After mentioning Michael Phelps’s success, Rich writes:
This was a rare feel-good moment for a depressed country. But the
unsettling subtext of the Olympics has been as resonant for Americans
as the Phelps triumph. You couldn’t watch NBC’s weeks of coverage
without feeling bombarded by an ascendant China whose superior cache of
gold medals and dazzling management of the Games became a proxy for its
spectacular commercial and cultural prowess in the new century. Even
before the Olympics began, a July CNN poll
found that 70 percent of Americans fear China’s economic might — about
as many as find America on the wrong track. Americans watching the
Olympics could not escape the reality that China in particular and Asia
in general will continue to outpace our country in growth while we
remain mired in stagnancy and debt (much of it held by China).
we dig out of this quagmire is the American story that Obama must tell.
It is not a story of endless conflicts abroad but a potentially
inspiring tale of serious economic, educational, energy and health-care
mobilization at home. We don’t have the time or resources to go off on
more quixotic military missions or to indulge in culture wars. (In
China, they’re too busy exploiting scientific advances for competitive
advantage to reopen settled debates about Darwin.) Americans must band
together for change before the new century leaves us completely behind.
The Obama campaign actually has plans, however imperfect or
provisional, to set us on that path; the McCain campaign offers only
disposable Band-Aids typified by the “drill now” mantra that even
McCain says will only have a “psychological” effect on gas prices.
Yes, China is growing quickly. Yes, they have mobilized a lot of resources to win gold medals in gymnastics and diving.

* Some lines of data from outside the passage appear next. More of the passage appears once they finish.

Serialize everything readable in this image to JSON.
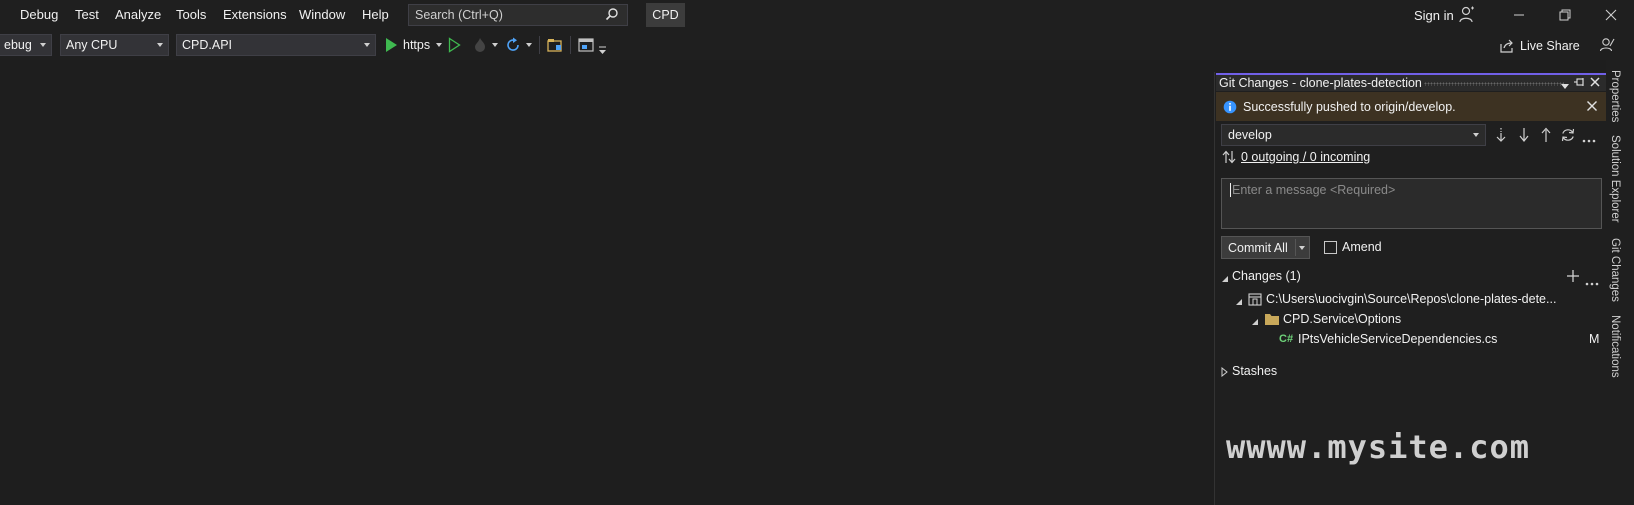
{
  "menu": {
    "items": [
      "Debug",
      "Test",
      "Analyze",
      "Tools",
      "Extensions",
      "Window",
      "Help"
    ],
    "search_placeholder": "Search (Ctrl+Q)",
    "solution_badge": "CPD",
    "sign_in": "Sign in"
  },
  "toolbar": {
    "configuration": "ebug",
    "platform": "Any CPU",
    "startup_project": "CPD.API",
    "run_profile": "https",
    "live_share": "Live Share"
  },
  "git_panel": {
    "title": "Git Changes - clone-plates-detection",
    "info_message": "Successfully pushed to origin/develop.",
    "branch": "develop",
    "sync_status": "0 outgoing / 0 incoming",
    "message_placeholder": "Enter a message <Required>",
    "commit_button": "Commit All",
    "amend_label": "Amend",
    "amend_checked": false,
    "changes_header": "Changes (1)",
    "repo_path": "C:\\Users\\uocivgin\\Source\\Repos\\clone-plates-dete...",
    "folder": "CPD.Service\\Options",
    "file_icon_text": "C#",
    "file_name": "IPtsVehicleServiceDependencies.cs",
    "file_status": "M",
    "stashes_header": "Stashes",
    "accent_color": "#7160e8"
  },
  "watermark": "wwww.mysite.com",
  "side_tabs": [
    "Properties",
    "Solution Explorer",
    "Git Changes",
    "Notifications"
  ]
}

But they are a desperately poor country that represses their people too often, has filthy air, and has a massive problem dealing with an exploding urban population. Their mobilization of resources to win medals in gymnastics and diving is a scandal for such a poor country, not a triumph. Meanwhile, in the United States, we are suffering through a mild something, maybe a recession with unemployment at 5.7%. Our debt problem is minor. The fact that a lot of US debt has been purchased by the Chinese government that will be repaid in dollars that buy a lot less than they used to is tough on the Chinese not us.
The idea that Obama will have a plan to reverse matters and set us on the right track is simply a fantasy. We will continue to run trade deficits whether Obama or McCain is elected. We will almost certainly run Federal budget deficits under either man as well.
Finally, Chinese growth is good for the United States. The economic race is not like the Olympic race. It is not zero-sum. In the Olympics, if you win the gold medal, I can’t. In economics, both countries can grow together.